To Ashley Christensen, a restaurant is not just a place where you sit down to eat. It’s an entire concept. She carefully plots an immersive experience for her diners.
The restaurant space is transformed into a work of art, which gestures back to the architecture and artifacts of historic Raleigh. Christensen writes menus that allow people to mix and match. She wants the eating experience to encourages experimentation and social bonding.
When Christensen opened her first restaurant, Poole’s Downtown Diner, she started with an idea: the emotion of a diner.
"I think there's a something--there's a familiarity--to the idea of an American diner," Christensen said in an interview on The State of Things.
"My father was a truck driver when I was a child, and in driving through new cities, that was where he went. There was an understanding. He knew he would feel at home there."
From the feeling of a diner, Christensen designed a menu that reflects her own spin on classic American dishes and built a double-horseshoe counter so that customers could mingle and lean in.

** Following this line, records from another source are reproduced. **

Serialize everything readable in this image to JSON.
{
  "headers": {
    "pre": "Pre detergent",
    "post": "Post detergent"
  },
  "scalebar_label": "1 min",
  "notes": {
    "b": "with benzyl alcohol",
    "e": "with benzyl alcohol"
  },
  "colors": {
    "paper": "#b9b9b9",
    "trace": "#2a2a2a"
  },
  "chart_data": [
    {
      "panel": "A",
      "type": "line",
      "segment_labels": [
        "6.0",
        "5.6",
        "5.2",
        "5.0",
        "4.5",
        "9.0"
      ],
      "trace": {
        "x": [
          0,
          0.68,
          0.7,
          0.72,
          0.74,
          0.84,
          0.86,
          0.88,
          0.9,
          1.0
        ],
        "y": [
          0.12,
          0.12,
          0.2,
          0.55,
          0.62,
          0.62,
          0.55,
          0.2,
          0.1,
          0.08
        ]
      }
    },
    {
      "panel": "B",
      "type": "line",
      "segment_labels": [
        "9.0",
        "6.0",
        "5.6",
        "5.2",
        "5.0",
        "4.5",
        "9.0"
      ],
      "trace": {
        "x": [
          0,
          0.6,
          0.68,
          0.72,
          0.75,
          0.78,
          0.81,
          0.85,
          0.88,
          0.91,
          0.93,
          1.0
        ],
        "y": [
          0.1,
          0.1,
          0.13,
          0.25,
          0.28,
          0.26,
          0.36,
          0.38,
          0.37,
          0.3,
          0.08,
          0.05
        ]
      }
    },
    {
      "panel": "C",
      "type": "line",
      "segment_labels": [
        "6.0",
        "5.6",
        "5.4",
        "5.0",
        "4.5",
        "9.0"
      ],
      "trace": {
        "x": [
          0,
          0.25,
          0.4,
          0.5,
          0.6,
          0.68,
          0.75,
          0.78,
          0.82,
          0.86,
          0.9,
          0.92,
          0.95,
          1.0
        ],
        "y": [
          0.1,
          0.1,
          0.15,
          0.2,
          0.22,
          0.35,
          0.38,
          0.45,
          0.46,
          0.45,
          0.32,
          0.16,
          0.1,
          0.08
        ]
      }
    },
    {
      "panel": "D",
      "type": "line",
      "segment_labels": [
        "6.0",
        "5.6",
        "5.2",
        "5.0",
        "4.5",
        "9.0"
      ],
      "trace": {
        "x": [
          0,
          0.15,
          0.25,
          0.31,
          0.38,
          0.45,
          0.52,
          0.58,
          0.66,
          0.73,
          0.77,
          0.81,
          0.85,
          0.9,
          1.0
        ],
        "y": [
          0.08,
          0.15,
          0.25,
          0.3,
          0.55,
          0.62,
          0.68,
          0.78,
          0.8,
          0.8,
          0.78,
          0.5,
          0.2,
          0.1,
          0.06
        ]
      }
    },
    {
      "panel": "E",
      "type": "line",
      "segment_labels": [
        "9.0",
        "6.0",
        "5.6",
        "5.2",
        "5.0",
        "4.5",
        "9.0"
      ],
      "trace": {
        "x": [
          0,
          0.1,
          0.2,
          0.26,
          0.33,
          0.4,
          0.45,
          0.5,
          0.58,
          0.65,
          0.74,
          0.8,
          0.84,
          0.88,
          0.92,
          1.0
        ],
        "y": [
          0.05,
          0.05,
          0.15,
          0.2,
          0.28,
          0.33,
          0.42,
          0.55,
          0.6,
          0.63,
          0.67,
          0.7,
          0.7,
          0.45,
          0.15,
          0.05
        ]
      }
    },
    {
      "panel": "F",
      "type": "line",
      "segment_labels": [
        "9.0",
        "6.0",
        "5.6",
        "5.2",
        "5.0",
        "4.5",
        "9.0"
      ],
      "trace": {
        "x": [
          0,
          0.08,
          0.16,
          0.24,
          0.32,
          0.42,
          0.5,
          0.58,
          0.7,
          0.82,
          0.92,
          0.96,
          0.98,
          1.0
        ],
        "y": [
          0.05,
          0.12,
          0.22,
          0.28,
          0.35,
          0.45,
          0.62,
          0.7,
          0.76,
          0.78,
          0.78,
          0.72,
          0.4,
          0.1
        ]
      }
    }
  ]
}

She is a self-taught cook whose vision of food was enormously influenced by her upbringing in Kernersville, North Carolina.
"I grew up in a house where food was just tremendously important. Both my parents are fantastic cooks. I still call them with questions," Christensen said.
And now one of Raleigh’s favorite chefs is a finalist for the James Beard Award for Best Chef in the Southeast.
Though the restaurant business is notoriously competitive, Ashley Christensen feels a deep sense of camaraderie with her fellow chefs in the Triangle.
"This business isn't about competing with your neighbor. It's about embracing your neighbor and complementing your neighbor," Christensen said.